Variability in evaporation across the Canadian Prairie region during drought and non-drought periods

Summary Knowledge of changes in spatial and temporal distributions of actual evaporation would be useful for land surface parameterizations in the Prairie region of Canada. Yet challenges persist for examining the variability of evaporation from land surfaces and vegetation over such a large region. This is due in part to the existence of numerous methods of varying complexity for obtaining estimates of evaporation and a general lack of sufficient measurements to drive detailed models. Integrated approaches may be applied for distributing evaporation over vast regions using energy and mass balance methods that integrate remote sensing imagery and surface reference data. Whilst informative, previous studies have not considered the variability of actual evaporation under drought and above normal moisture conditions. Continuous physically-based simulations were conducted for a 46 year period using the Cold Regions Hydrological Model (CRHM) platform. The Penman–Monteith model was applied in this platform to calculate estimates of actual evaporation at point locations which had sufficient hourly measurements.
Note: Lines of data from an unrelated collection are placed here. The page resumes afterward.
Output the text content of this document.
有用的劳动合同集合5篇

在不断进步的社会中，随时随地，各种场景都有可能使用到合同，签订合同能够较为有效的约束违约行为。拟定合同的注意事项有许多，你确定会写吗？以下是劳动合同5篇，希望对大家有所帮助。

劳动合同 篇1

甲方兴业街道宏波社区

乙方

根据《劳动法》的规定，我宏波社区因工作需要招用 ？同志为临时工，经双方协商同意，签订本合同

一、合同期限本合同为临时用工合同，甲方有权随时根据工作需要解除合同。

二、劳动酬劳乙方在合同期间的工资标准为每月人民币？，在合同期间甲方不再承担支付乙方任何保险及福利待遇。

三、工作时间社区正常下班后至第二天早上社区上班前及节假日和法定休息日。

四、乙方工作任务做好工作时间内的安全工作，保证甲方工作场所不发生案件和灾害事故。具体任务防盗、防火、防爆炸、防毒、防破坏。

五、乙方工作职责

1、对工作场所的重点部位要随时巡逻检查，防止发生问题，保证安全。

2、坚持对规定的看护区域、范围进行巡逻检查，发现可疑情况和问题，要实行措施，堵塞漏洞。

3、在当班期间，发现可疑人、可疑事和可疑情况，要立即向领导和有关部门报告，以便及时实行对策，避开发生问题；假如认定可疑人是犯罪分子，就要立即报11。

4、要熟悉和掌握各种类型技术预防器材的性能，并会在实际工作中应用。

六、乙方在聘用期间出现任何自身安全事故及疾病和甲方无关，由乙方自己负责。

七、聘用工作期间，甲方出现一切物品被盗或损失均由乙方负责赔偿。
Variations in the statistical properties and mapped distributions derived from point-scale modelling via CRHM were instructional for understanding how evaporation varied spatially and temporally for a baseline normal period (1971–2000) and the years 1999–2005 which included both drought and above normal moisture conditions. The modelling approach was applied successfully for examining the historical variability of evaporation and can be applied to constrain land surface parameterization schemes; validate more empirical predictive model outputs; inform operational agrometeorological and hydrological applications in the Canadian Prairies.